One-year treatment and lifetime treatment cost-effectiveness frontiers.

Discounted lifetime costs and QALYs associated with the 6 strategies. The top panel represents the main analysis, with 1 y of treatment with lifetime follow-up. The bottom panel represents lifetime treatment with 3 VEGF inhibitor injections per year (monotherapy or combination therapy), 1 triamcinolone injection per year (monotherapy or combination therapy), 1 laser treatment every other year in laser monotherapy, and no additional laser treatments in combination therapy strategies. The solid black line indicates the cost-effectiveness frontier, which represents the most cost-effective series of strategies (achieving the greatest relative benefit for the lowest cost). The ICERs are indicated in dollars per QALY, representing the cost of additional effectiveness relative to the next best strategy (this figure compares the preferred strategy of laser therapy plus VEGF inhibitors with laser therapy plus triamcinolone, with an ICER of $12 410/QALY with 1 y of treatment and an ICER of $26 477/QALY with treatment over a lifetime).

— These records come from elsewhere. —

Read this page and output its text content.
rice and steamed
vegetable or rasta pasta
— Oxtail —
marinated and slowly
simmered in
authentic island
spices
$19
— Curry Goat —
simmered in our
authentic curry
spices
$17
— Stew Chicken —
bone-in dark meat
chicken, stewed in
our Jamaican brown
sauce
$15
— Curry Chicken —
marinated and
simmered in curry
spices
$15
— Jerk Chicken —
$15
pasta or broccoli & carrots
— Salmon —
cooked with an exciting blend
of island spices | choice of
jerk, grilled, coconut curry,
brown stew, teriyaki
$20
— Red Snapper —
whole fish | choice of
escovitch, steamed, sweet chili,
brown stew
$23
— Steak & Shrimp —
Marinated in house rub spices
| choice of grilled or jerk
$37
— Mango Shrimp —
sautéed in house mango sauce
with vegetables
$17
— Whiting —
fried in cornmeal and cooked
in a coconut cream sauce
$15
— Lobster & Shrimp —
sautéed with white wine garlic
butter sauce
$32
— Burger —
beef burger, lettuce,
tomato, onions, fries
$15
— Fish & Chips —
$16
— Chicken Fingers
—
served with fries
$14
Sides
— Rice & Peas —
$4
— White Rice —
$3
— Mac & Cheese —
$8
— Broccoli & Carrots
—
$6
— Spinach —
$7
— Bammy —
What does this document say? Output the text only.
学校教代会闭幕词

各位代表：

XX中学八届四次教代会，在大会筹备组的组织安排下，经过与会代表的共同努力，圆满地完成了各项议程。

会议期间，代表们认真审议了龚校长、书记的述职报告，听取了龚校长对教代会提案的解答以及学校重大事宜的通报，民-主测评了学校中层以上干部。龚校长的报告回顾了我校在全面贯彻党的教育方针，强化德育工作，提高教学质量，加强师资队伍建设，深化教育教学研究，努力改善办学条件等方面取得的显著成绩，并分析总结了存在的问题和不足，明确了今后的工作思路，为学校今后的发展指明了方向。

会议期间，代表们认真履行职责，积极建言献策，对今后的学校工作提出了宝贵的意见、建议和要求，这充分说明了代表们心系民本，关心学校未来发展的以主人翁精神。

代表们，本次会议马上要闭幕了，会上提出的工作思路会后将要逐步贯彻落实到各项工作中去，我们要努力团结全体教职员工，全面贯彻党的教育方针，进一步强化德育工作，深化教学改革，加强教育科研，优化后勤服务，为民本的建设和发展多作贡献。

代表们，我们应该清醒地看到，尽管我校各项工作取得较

The strategies that form the cost-effectiveness frontier (laser therapy plus triamcinolone and laser therapy plus VEGF inhibitors, each depicted with a solid black circle) dominate those to the right of the frontier (gray circles) because they are more cost-effective and cost less (strong dominance) or have a better cost-effectiveness ratio (weak dominance). ICER = incremental cost-effectiveness ratio; QALY = quality-adjusted life-year; VEGF = vascular endothelial growth factor.